Salmon & Trout Conservation Scotland say that it is time for the salmon industry to end their tobacco industry style denials and the tit for tat accusations it makes.  The simple reason is that unlike the tobacco industry, salmon farming is not the primary cause of the wild fish sector’s problems. If Salmon & Trout Conservation Scotland were willing to discuss the issues they might actually find that their concerns are misplaced.

 

Adding acid: Many members of the public like adding vinegar to their fish and chips. Vinegar contains 5-20% acid giving the fish and chips that distinct flavour. Now according to the BBC News, fish might be being exposed to the acid before it even leaves the sea.

A new report warns that all sea life is likely to be affected as carbon dioxide emissions from modern society are making the world’s oceans and seas more acidic. This is the conclusion of an eight-year study involving 250 scientists.

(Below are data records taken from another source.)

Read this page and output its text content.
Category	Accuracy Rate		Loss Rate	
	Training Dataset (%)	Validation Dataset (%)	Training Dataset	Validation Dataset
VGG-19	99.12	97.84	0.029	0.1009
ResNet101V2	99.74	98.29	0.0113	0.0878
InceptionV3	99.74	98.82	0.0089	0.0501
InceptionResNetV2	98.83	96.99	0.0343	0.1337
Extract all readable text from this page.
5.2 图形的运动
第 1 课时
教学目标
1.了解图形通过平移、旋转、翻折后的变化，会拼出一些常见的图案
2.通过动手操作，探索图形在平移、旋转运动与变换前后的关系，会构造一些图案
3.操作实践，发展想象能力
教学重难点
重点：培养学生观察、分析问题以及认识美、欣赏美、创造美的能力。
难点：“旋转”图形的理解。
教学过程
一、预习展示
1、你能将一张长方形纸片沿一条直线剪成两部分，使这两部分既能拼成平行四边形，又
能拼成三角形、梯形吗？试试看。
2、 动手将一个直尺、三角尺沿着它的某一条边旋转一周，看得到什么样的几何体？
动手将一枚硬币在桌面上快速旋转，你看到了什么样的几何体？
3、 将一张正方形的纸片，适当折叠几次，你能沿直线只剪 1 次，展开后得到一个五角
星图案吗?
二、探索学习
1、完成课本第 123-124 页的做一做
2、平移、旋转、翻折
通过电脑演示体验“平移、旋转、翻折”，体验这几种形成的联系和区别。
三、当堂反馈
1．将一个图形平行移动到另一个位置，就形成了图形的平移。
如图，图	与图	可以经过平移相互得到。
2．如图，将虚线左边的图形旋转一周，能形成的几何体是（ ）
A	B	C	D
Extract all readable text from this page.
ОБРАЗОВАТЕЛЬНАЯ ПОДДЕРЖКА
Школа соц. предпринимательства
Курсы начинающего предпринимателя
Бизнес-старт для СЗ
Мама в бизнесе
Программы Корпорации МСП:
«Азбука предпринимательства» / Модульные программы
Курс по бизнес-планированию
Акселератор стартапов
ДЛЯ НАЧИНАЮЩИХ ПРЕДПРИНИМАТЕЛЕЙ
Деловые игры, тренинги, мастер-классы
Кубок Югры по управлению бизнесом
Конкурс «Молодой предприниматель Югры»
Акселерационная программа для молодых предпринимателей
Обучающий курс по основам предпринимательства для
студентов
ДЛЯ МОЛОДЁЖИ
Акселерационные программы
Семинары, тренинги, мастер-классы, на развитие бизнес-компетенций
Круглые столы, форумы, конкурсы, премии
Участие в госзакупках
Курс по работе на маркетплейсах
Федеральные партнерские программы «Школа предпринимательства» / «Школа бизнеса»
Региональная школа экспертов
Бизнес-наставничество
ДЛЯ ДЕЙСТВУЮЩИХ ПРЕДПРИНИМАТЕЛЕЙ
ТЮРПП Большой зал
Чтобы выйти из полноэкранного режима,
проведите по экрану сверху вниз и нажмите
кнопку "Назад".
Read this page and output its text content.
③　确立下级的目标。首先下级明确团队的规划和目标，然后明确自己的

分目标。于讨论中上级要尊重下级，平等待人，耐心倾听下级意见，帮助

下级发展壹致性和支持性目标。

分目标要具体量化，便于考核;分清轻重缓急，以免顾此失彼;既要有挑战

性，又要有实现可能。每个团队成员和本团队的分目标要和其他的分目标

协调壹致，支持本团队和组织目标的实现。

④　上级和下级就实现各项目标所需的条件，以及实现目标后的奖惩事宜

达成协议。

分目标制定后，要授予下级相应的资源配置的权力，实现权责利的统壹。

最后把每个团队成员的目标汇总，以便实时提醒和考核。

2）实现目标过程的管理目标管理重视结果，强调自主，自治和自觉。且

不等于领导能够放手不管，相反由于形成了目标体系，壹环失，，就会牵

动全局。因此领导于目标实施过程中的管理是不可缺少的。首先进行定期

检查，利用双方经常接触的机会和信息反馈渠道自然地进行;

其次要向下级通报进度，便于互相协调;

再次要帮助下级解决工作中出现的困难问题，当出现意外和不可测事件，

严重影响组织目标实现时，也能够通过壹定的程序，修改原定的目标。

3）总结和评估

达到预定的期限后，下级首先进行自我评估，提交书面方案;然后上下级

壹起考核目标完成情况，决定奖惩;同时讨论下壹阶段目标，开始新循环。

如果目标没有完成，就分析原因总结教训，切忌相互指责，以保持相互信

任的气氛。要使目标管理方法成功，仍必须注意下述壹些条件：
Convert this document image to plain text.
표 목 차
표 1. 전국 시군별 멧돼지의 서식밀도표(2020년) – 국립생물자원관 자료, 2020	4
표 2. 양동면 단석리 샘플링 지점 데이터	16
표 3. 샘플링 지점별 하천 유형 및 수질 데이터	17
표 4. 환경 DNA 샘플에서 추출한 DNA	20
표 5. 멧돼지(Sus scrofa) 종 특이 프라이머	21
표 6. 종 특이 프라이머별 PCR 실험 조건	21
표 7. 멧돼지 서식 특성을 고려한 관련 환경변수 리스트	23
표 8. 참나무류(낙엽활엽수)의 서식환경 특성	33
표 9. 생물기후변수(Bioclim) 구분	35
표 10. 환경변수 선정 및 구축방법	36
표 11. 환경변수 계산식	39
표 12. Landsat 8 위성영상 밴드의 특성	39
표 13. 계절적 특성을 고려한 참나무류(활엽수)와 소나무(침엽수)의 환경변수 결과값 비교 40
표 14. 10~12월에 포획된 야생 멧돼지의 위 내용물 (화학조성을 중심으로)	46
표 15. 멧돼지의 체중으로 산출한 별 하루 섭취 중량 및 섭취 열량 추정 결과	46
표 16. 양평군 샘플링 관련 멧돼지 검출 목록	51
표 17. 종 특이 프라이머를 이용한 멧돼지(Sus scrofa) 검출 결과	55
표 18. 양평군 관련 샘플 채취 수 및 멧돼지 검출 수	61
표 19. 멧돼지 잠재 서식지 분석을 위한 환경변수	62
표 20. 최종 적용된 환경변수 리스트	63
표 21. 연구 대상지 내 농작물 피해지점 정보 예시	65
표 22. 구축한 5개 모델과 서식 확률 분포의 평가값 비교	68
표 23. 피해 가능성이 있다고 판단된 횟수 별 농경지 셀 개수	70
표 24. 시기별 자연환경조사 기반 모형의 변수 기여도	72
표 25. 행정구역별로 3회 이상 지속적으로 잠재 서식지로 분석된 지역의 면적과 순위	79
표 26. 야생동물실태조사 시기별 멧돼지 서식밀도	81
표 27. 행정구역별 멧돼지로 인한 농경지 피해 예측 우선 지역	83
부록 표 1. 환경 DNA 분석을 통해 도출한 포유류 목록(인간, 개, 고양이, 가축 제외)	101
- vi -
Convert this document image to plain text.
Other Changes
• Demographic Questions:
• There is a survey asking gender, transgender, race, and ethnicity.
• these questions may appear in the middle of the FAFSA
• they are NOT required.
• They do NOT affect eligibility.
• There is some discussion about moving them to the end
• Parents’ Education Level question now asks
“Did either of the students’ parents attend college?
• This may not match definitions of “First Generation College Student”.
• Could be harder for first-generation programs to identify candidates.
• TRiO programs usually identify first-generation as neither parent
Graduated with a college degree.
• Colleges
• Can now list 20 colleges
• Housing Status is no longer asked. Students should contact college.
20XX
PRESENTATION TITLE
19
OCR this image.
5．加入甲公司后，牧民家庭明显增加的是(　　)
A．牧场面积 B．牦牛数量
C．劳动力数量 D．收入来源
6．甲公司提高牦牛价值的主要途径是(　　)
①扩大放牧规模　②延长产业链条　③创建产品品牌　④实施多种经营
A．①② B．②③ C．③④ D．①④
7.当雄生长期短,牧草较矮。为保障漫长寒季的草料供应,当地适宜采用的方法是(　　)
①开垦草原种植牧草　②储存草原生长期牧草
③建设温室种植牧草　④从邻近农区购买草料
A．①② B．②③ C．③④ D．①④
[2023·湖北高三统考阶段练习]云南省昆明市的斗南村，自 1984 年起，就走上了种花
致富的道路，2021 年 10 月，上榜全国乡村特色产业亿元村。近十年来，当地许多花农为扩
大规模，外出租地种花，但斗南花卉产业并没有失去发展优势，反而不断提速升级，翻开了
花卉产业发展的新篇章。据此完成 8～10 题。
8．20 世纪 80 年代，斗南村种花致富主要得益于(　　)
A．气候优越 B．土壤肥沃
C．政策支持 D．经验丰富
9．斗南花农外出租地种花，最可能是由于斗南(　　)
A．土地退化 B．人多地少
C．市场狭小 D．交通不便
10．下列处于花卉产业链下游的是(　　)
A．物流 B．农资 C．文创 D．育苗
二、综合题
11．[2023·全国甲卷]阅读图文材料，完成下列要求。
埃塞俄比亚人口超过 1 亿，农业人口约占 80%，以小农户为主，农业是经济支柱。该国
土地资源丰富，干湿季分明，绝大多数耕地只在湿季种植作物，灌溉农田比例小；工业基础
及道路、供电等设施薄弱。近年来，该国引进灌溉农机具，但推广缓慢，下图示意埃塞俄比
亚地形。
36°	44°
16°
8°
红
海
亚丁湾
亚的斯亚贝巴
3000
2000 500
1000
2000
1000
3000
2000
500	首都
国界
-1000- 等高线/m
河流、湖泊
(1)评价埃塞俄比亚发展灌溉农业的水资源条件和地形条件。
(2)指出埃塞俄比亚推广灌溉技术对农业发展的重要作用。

It is thought that as a result of acidification, the number of baby cod growing to adulthood could fall by a quarter of today’s numbers. The authors of the report say that acidification might affect different creatures in different ways but because of the food web, most marine life will be affected. In particular the early life stages will be more affected than adults.

This would include migrating salmonid fish which are still small when entering the marine environment. Acidic waters could be yet another reason why salmon and sea trout populations are in decline but we may never know as scientists seem too busy with their focus on sea lice to even ask the question.